Many people have praised re-frame, with good reason: it can really help in developing rich browser apps, by providing a principled approach to state management (and documenting it extremely well).
I’d like to do something different here: discussing how the design of re-frame can encourage some forms of accidental complexity, and how to mitigate them.
Let me be very explicit: this is not another “is re-frame good?” discussion.
Here are some ‘threats’ of complexity which I’ve identified:
Proliferation of names. In addition to UI components, re-frame makes you name subscriptions and state transitions. As is well articulated in Elements of Clojure, naming too many things is an often-overlooked cause of complexity: choosing good names is difficult, and we should avoid it when we can.
Over-specificity. It’s not very straightforward to make generic UI components or state management logic in re-frame.
AFAICT, one reason for that is that we are naturally inclined to hard-code specific app-db paths in components and subscriptions: one mitigation strategy is to turn these paths to parameters.
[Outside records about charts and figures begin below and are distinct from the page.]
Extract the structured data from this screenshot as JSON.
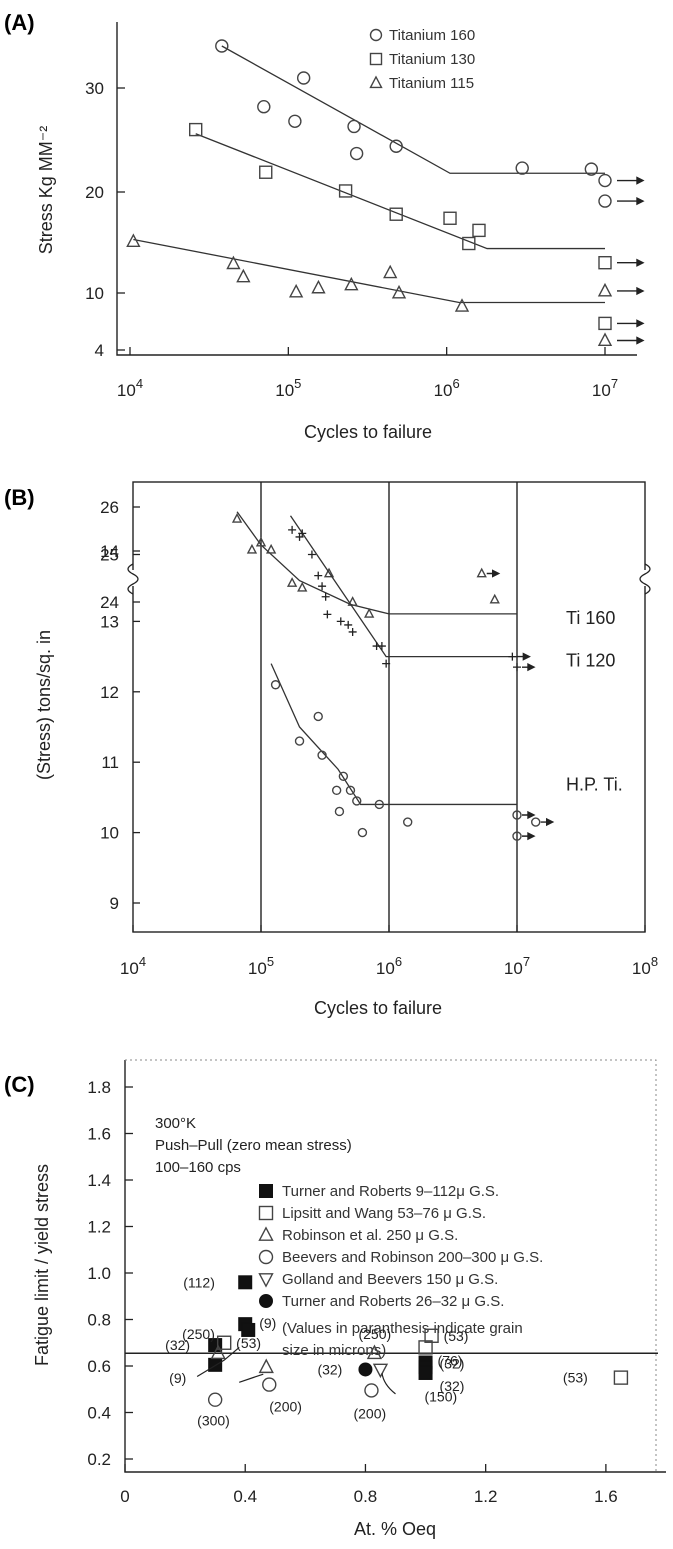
{
  "chart_data": [
    {
      "panel": "(A)",
      "type": "scatter",
      "xscale": "log",
      "xlim": [
        10000.0,
        10000000.0
      ],
      "ylim": [
        4,
        35
      ],
      "xlabel": "Cycles to failure",
      "ylabel": "Stress Kg MM⁻²",
      "x_ticks": [
        10000.0,
        100000.0,
        1000000.0,
        10000000.0
      ],
      "x_tick_labels": [
        "10",
        "10",
        "10",
        "10"
      ],
      "x_tick_exps": [
        "4",
        "5",
        "6",
        "7"
      ],
      "y_ticks": [
        4,
        10,
        20,
        30
      ],
      "y_tick_labels": [
        "4",
        "10",
        "20",
        "30"
      ],
      "legend": [
        "Titanium 160",
        "Titanium 130",
        "Titanium 115"
      ],
      "legend_position": "top-right",
      "series": [
        {
          "name": "Titanium 160",
          "marker": "circle",
          "points": [
            [
              38000.0,
              34.2
            ],
            [
              70000.0,
              28.2
            ],
            [
              125000.0,
              31.0
            ],
            [
              110000.0,
              26.8
            ],
            [
              260000.0,
              26.3
            ],
            [
              270000.0,
              23.7
            ],
            [
              480000.0,
              24.4
            ],
            [
              3000000.0,
              22.3
            ],
            [
              8200000.0,
              22.2
            ],
            [
              10000000.0,
              21.1
            ],
            [
              10000000.0,
              19.1
            ]
          ],
          "runouts": [
            [
              10000000.0,
              21.1
            ],
            [
              10000000.0,
              19.1
            ]
          ],
          "fit": [
            [
              38000.0,
              34.2
            ],
            [
              1050000.0,
              21.8
            ],
            [
              10000000.0,
              21.8
            ]
          ]
        },
        {
          "name": "Titanium 130",
          "marker": "square",
          "points": [
            [
              26000.0,
              26.0
            ],
            [
              72000.0,
              21.9
            ],
            [
              230000.0,
              20.1
            ],
            [
              480000.0,
              17.8
            ],
            [
              1050000.0,
              17.4
            ],
            [
              1380000.0,
              14.9
            ],
            [
              1600000.0,
              16.2
            ],
            [
              10000000.0,
              13.0
            ],
            [
              10000000.0,
              6.8
            ]
          ],
          "runouts": [
            [
              10000000.0,
              13.0
            ],
            [
              10000000.0,
              6.8
            ]
          ],
          "fit": [
            [
              26000.0,
              25.6
            ],
            [
              1800000.0,
              14.4
            ],
            [
              10000000.0,
              14.4
            ]
          ]
        },
        {
          "name": "Titanium 115",
          "marker": "triangle",
          "points": [
            [
              10500.0,
              15.1
            ],
            [
              45000.0,
              12.9
            ],
            [
              52000.0,
              11.6
            ],
            [
              112000.0,
              10.1
            ],
            [
              155000.0,
              10.5
            ],
            [
              250000.0,
              10.8
            ],
            [
              440000.0,
              12.0
            ],
            [
              500000.0,
              10.0
            ],
            [
              1250000.0,
              8.6
            ],
            [
              10000000.0,
              10.2
            ],
            [
              10000000.0,
              5.0
            ]
          ],
          "runouts": [
            [
              10000000.0,
              10.2
            ],
            [
              10000000.0,
              5.0
            ]
          ],
          "fit": [
            [
              10500.0,
              15.3
            ],
            [
              1200000.0,
              9.0
            ],
            [
              10000000.0,
              9.0
            ]
          ]
        }
      ]
    },
    {
      "panel": "(B)",
      "type": "scatter",
      "xscale": "log",
      "xlim": [
        10000.0,
        100000000.0
      ],
      "xlabel": "Cycles to failure",
      "ylabel": "(Stress) tons/sq. in",
      "x_ticks": [
        10000.0,
        100000.0,
        1000000.0,
        10000000.0,
        100000000.0
      ],
      "x_tick_labels": [
        "10",
        "10",
        "10",
        "10",
        "10"
      ],
      "x_tick_exps": [
        "4",
        "5",
        "6",
        "7",
        "8"
      ],
      "y_ticks": [
        9,
        10,
        11,
        12,
        13,
        14,
        24,
        25,
        26
      ],
      "y_tick_labels": [
        "9",
        "10",
        "11",
        "12",
        "13",
        "14",
        "24",
        "25",
        "26"
      ],
      "y_axis_break": "between 14 and 24",
      "grid": "vertical lines at each decade",
      "series": [
        {
          "name": "Ti 160",
          "marker": "triangle",
          "points": [
            [
              65000.0,
              25.75
            ],
            [
              85000.0,
              25.1
            ],
            [
              100000.0,
              25.25
            ],
            [
              120000.0,
              25.1
            ],
            [
              175000.0,
              24.4
            ],
            [
              210000.0,
              24.3
            ],
            [
              340000.0,
              24.6
            ],
            [
              520000.0,
              24.0
            ],
            [
              700000.0,
              23.75
            ],
            [
              5300000.0,
              24.6
            ],
            [
              6700000.0,
              24.05
            ]
          ],
          "runouts": [
            [
              5300000.0,
              24.6
            ]
          ],
          "fit": [
            [
              65000.0,
              25.9
            ],
            [
              100000.0,
              25.2
            ],
            [
              200000.0,
              24.45
            ],
            [
              500000.0,
              23.95
            ],
            [
              1000000.0,
              23.75
            ],
            [
              10000000.0,
              23.75
            ]
          ]
        },
        {
          "name": "Ti 120",
          "marker": "plus",
          "points": [
            [
              175000.0,
              14.3
            ],
            [
              200000.0,
              14.2
            ],
            [
              210000.0,
              14.25
            ],
            [
              250000.0,
              13.95
            ],
            [
              280000.0,
              13.65
            ],
            [
              300000.0,
              13.5
            ],
            [
              320000.0,
              13.35
            ],
            [
              330000.0,
              13.1
            ],
            [
              420000.0,
              13.0
            ],
            [
              480000.0,
              12.95
            ],
            [
              520000.0,
              12.85
            ],
            [
              800000.0,
              12.65
            ],
            [
              880000.0,
              12.65
            ],
            [
              950000.0,
              12.4
            ],
            [
              9200000.0,
              12.5
            ],
            [
              10000000.0,
              12.35
            ]
          ],
          "runouts": [
            [
              9200000.0,
              12.5
            ],
            [
              10000000.0,
              12.35
            ]
          ],
          "fit": [
            [
              170000.0,
              14.5
            ],
            [
              950000.0,
              12.5
            ],
            [
              10000000.0,
              12.5
            ]
          ]
        },
        {
          "name": "H.P. Ti.",
          "marker": "circle",
          "points": [
            [
              130000.0,
              12.1
            ],
            [
              200000.0,
              11.3
            ],
            [
              280000.0,
              11.65
            ],
            [
              300000.0,
              11.1
            ],
            [
              390000.0,
              10.6
            ],
            [
              410000.0,
              10.3
            ],
            [
              440000.0,
              10.8
            ],
            [
              500000.0,
              10.6
            ],
            [
              560000.0,
              10.45
            ],
            [
              620000.0,
              10.0
            ],
            [
              840000.0,
              10.4
            ],
            [
              1400000.0,
              10.15
            ],
            [
              10000000.0,
              10.25
            ],
            [
              10000000.0,
              9.95
            ],
            [
              14000000.0,
              10.15
            ]
          ],
          "runouts": [
            [
              10000000.0,
              10.25
            ],
            [
              10000000.0,
              9.95
            ],
            [
              14000000.0,
              10.15
            ]
          ],
          "fit": [
            [
              120000.0,
              12.4
            ],
            [
              200000.0,
              11.5
            ],
            [
              400000.0,
              10.9
            ],
            [
              600000.0,
              10.4
            ],
            [
              1000000.0,
              10.4
            ],
            [
              10000000.0,
              10.4
            ]
          ]
        }
      ]
    },
    {
      "panel": "(C)",
      "type": "scatter",
      "xlim": [
        0,
        1.8
      ],
      "ylim": [
        0.2,
        1.8
      ],
      "xlabel": "At. % Oeq",
      "ylabel": "Fatigue limit / yield stress",
      "x_ticks": [
        0,
        0.4,
        0.8,
        1.2,
        1.6
      ],
      "x_tick_labels": [
        "0",
        "0.4",
        "0.8",
        "1.2",
        "1.6"
      ],
      "y_ticks": [
        0.2,
        0.4,
        0.6,
        0.8,
        1.0,
        1.2,
        1.4,
        1.6,
        1.8
      ],
      "y_tick_labels": [
        "0.2",
        "0.4",
        "0.6",
        "0.8",
        "1.0",
        "1.2",
        "1.4",
        "1.6",
        "1.8"
      ],
      "reference_line_y": 0.655,
      "notes": [
        "300°K",
        "Push–Pull (zero mean stress)",
        "100–160 cps"
      ],
      "legend": [
        "Turner and Roberts    9–112μ G.S.",
        "Lipsitt and Wang       53–76 μ G.S.",
        "Robinson et al.     250 μ G.S.",
        "Beevers and Robinson  200–300 μ G.S.",
        "Golland and Beevers  150 μ G.S.",
        "Turner and Roberts  26–32 μ G.S."
      ],
      "legend_note": [
        "(Values in paranthesis indicate grain",
        "size in microns)"
      ],
      "series": [
        {
          "name": "Turner and Roberts 9–112μ G.S.",
          "marker": "filled-square",
          "points": [
            [
              0.4,
              0.96,
              "(112)"
            ],
            [
              0.4,
              0.78,
              "(9)"
            ],
            [
              0.41,
              0.755,
              ""
            ],
            [
              0.3,
              0.69,
              "(32)"
            ],
            [
              0.3,
              0.605,
              "(9)"
            ],
            [
              1.0,
              0.615,
              "(32)"
            ],
            [
              1.0,
              0.595,
              ""
            ],
            [
              1.0,
              0.57,
              "(32)"
            ]
          ]
        },
        {
          "name": "Lipsitt and Wang 53–76 μ G.S.",
          "marker": "open-square",
          "points": [
            [
              0.33,
              0.7,
              "(53)"
            ],
            [
              1.02,
              0.73,
              "(53)"
            ],
            [
              1.0,
              0.68,
              "(76)"
            ],
            [
              1.65,
              0.55,
              "(53)"
            ]
          ]
        },
        {
          "name": "Robinson et al. 250 μ G.S.",
          "marker": "open-triangle",
          "points": [
            [
              0.31,
              0.655,
              "(250)"
            ],
            [
              0.47,
              0.595,
              ""
            ],
            [
              0.83,
              0.655,
              "(250)"
            ]
          ]
        },
        {
          "name": "Beevers and Robinson 200–300 μ G.S.",
          "marker": "open-circle",
          "points": [
            [
              0.3,
              0.455,
              "(300)"
            ],
            [
              0.48,
              0.52,
              "(200)"
            ],
            [
              0.82,
              0.495,
              "(200)"
            ]
          ]
        },
        {
          "name": "Golland and Beevers 150 μ G.S.",
          "marker": "open-down-triangle",
          "points": [
            [
              0.85,
              0.585,
              "(150)"
            ]
          ]
        },
        {
          "name": "Turner and Roberts 26–32 μ G.S.",
          "marker": "filled-circle",
          "points": [
            [
              0.8,
              0.585,
              "(32)"
            ]
          ]
        }
      ]
    }
  ]
}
Another potential reason for that issue is the following:
Lack of expressiveness of data-oriented state management. Subscriptions and state transitions are expressed in a data-oriented language, which more predictable but less expressive than Clojure: less expressiveness can result in less composability, less reusability, and less abstraction power.
For example, I’ve often wished for (and guiltily implemented) an :re-frame.effect/update-in
handler, which you call with an anonymous function.
The way I see it, one mitigation for that is too just give up on some of the data-orientation, as in the above example: parameterize your subscriptions and effects with non-data objects such as functions. You will use some transparency / predictability benefits of your effect, but the result is that it prevents the implementation of 10 effects that all do almost the same thing, it’s probably a win.
Global environmental coupling. The app-db
in re-frame is a global singleton. This can make it hard to implement components with isolated effects, e.g for testing or pre-rendering.
Conclusion
The forms of complexity that re-frame combats are well-known: re-frame encourages an approach to state management that is very functional, centralized, and data-oriented, through guidelines that are easy to follow.
Several of the pitfalls I’ve identified (“proliferation of names”, “over-specificity”, “lack of expressiveness”) might sound familiar: they are well-known issues with class-based programming languages.
And indeed, as had happened with class-based languages, I fear that re-frame users who embrace its principles too readily might succumb to unanticipated forms of accidental complexity, through what I’d call the "fallacy of ceremony": the illusion that, because you’re continuously using constructs that stem from a principled design, you are necessarily writing a well-designed program.
The way I see it, that’s the fault of the user more than that of the tool, and the solution is to keep an alert and critical eye for these complexity pitfalls… and occasionally make the required transgression to re-frame’s principles. I hope such discussions can improve the awareness of such pitfalls.
What do you think? What have I missed?